For the past 2 years, I’ve been investing in consumer debt via Lending Club, which is kind of like a crowd-funded credit card company. When people need personal loans, they can go to a place like LC where people like me chip in money for them to refinance credit cards, renovate a kitchen, build a pool in their backyard, etc. One personal loan could be funded by as many as 1400 different people (loans are up to 35k, and you can invest in “notes”, which are multiples of 25 dollars).
During the 26 months that I’ve been participating in LC, my investments have done pretty well. I’ve averaged a return of just over 7% per year. All things considered, I’m pretty satisfied with the way things have turned out. What really surprised me is how most people are diligently paying off their debts. Only 5% of the people I loaned money to are late or in default on their debt.

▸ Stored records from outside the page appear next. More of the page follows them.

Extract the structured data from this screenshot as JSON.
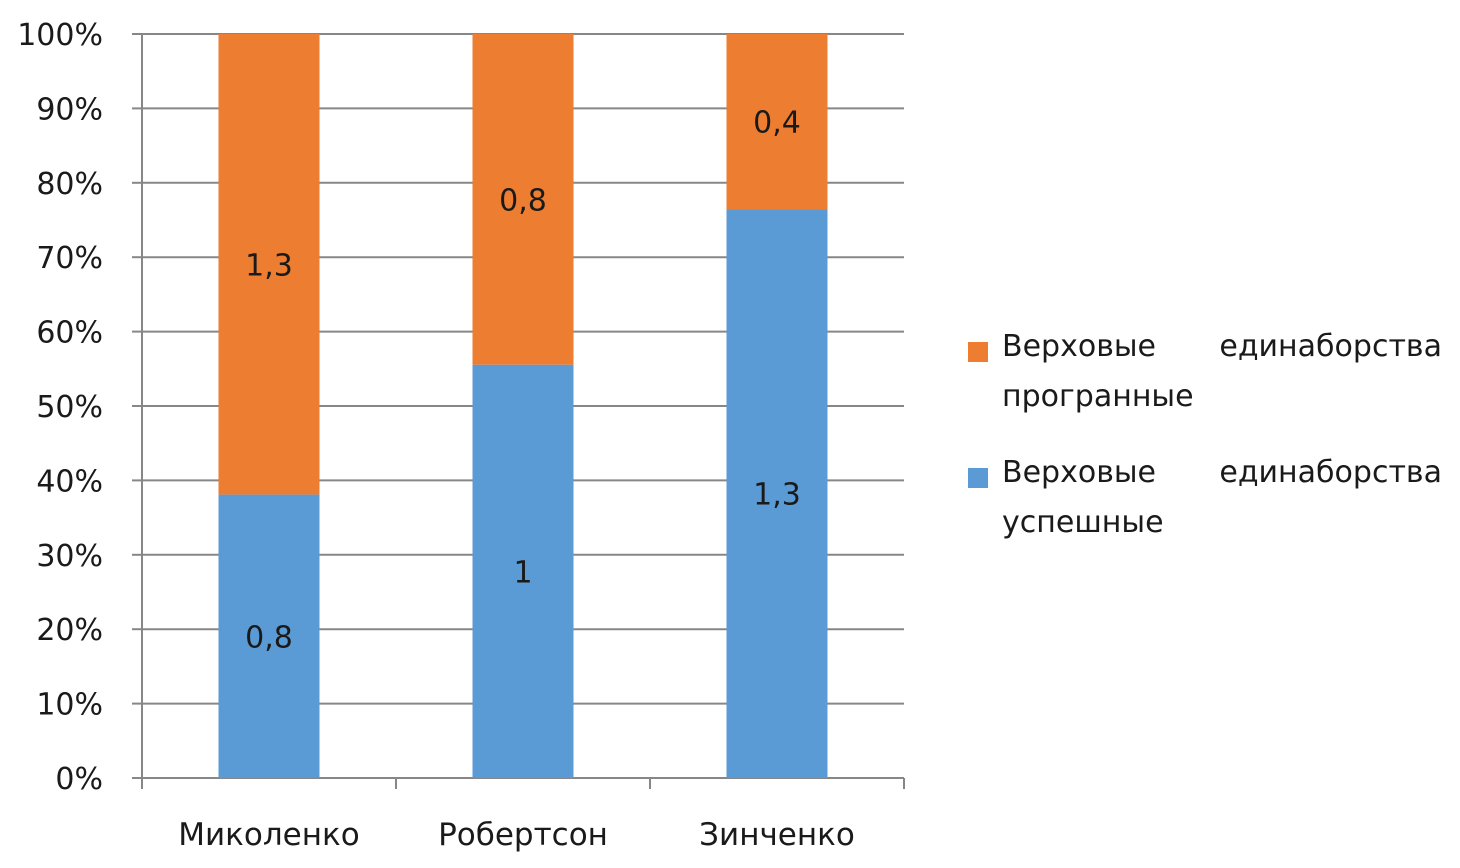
{
  "chart_data": {
    "type": "bar",
    "stacked": "percent",
    "categories": [
      "Миколенко",
      "Робертсон",
      "Зинченко"
    ],
    "series": [
      {
        "name": "Верховые единаборства успешные",
        "values": [
          0.8,
          1,
          1.3
        ],
        "labels": [
          "0,8",
          "1",
          "1,3"
        ],
        "color": "#5b9bd5"
      },
      {
        "name": "Верховые единаборства програнные",
        "values": [
          1.3,
          0.8,
          0.4
        ],
        "labels": [
          "1,3",
          "0,8",
          "0,4"
        ],
        "color": "#ed7d31"
      }
    ],
    "y_ticks": [
      "0%",
      "10%",
      "20%",
      "30%",
      "40%",
      "50%",
      "60%",
      "70%",
      "80%",
      "90%",
      "100%"
    ],
    "ylim": [
      0,
      100
    ],
    "grid": true,
    "legend_position": "right",
    "legend_order": [
      1,
      0
    ]
  }
}
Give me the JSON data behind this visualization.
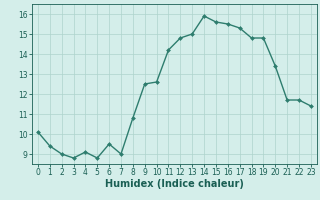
{
  "x": [
    0,
    1,
    2,
    3,
    4,
    5,
    6,
    7,
    8,
    9,
    10,
    11,
    12,
    13,
    14,
    15,
    16,
    17,
    18,
    19,
    20,
    21,
    22,
    23
  ],
  "y": [
    10.1,
    9.4,
    9.0,
    8.8,
    9.1,
    8.8,
    9.5,
    9.0,
    10.8,
    12.5,
    12.6,
    14.2,
    14.8,
    15.0,
    15.9,
    15.6,
    15.5,
    15.3,
    14.8,
    14.8,
    13.4,
    11.7,
    11.7,
    11.4
  ],
  "line_color": "#2e7d6e",
  "marker": "D",
  "markersize": 2.0,
  "linewidth": 1.0,
  "xlabel": "Humidex (Indice chaleur)",
  "xlabel_fontsize": 7.0,
  "xlabel_color": "#1a5f54",
  "ylim": [
    8.5,
    16.5
  ],
  "xlim": [
    -0.5,
    23.5
  ],
  "yticks": [
    9,
    10,
    11,
    12,
    13,
    14,
    15,
    16
  ],
  "xticks": [
    0,
    1,
    2,
    3,
    4,
    5,
    6,
    7,
    8,
    9,
    10,
    11,
    12,
    13,
    14,
    15,
    16,
    17,
    18,
    19,
    20,
    21,
    22,
    23
  ],
  "grid_color": "#aed4cc",
  "bg_color": "#d4eeea",
  "tick_color": "#1a5f54",
  "tick_fontsize": 5.5,
  "fig_bg_color": "#d4eeea"
}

Each loan application has information that the prospective borrower has to fill out that lenders like me can look at. None of the information can be used to identify the borrower, but we do get to see things like their salary, credit score, location, and whether they rent or own. Every time I see that a note has gone into arrears, I take a look at the profile of the loan.
Some of those loans get marked in the books as a total loss. You can see a steep drop in the borrower’s credit score when that happens. The borrower usually files for Chapter 7 bankruptcy and then their debt obligation gets charged off. Half of the deadbeats are garden variety cases. They don’t make a lot of money and borrowed a decent amount at a high interest rate.
But the other half gave me a pretty big shock. They all made good money (two of the borrowers had income in the low six figures, the other 3 made at least 80k/y), had good credit scores and low amounts of debt, and yet they still failed to make payments on the loan they took out from LC. There’s a very weird feeling you get when a person who makes more money than you defaults on a loan you gave them.
If you’re making 165k per year and you live in a suburb of Philadelphia, there’s no reason why you shouldn’t be able to make payments on a 15k loan. And yes, that’s a real note in my portfolio that got charged off after the borrower filed for Chapter 7.
Don’t get me wrong; I’m not particularly bothered by the fact that a few of the loans I made went bad. But I am surprised that quite a few of those bad loans were made by people who were doing pretty well in life.
And I’m sure they all have legitimate excuses as to why things went bad. But the truth is they shouldn’t have been borrowing money in the first place. When you’re that high up the income ladder, you should be saving as much money as possible because there’s a long way to fall if something goes wrong.
“I don’t make enough money.” That is the most common reason people give when they justify their lack of saving. People think to themselves, “if only I made 10, 20, 30k more per year, then I could really build up my savings”. But in most cases, they’re just kidding themselves. A lot of people reach their magical salary number where they said “that’s when I’ll start saving” and just spend all of that money instead.
The Honda gets ditched for a BMW. The crappy rental is quickly forgotten as you sign the lease to your new luxury apartment. White tablecloth restaurants become the norm after years of Mickey D’s. Your low rent wardrobe gets upgraded with clothes from upscale European fashion houses. The modern economy is designed to make it extremely easy to spend money while saving money has become a herculean feat of self-restraint and discipline.
If you want to borrow some money, guys like me will be more than happy to lend it to you. But borrowing to finance your lifestyle is one of the most destructive things you can do. About 2/3 of the loans on Lending Club are used to refinance credit cards. If you’re a recovering shopaholic, it makes sense to consolidate your debts into a lower interest rate. But you’ll be much better off if you don’t pile up consumer debt in the first place.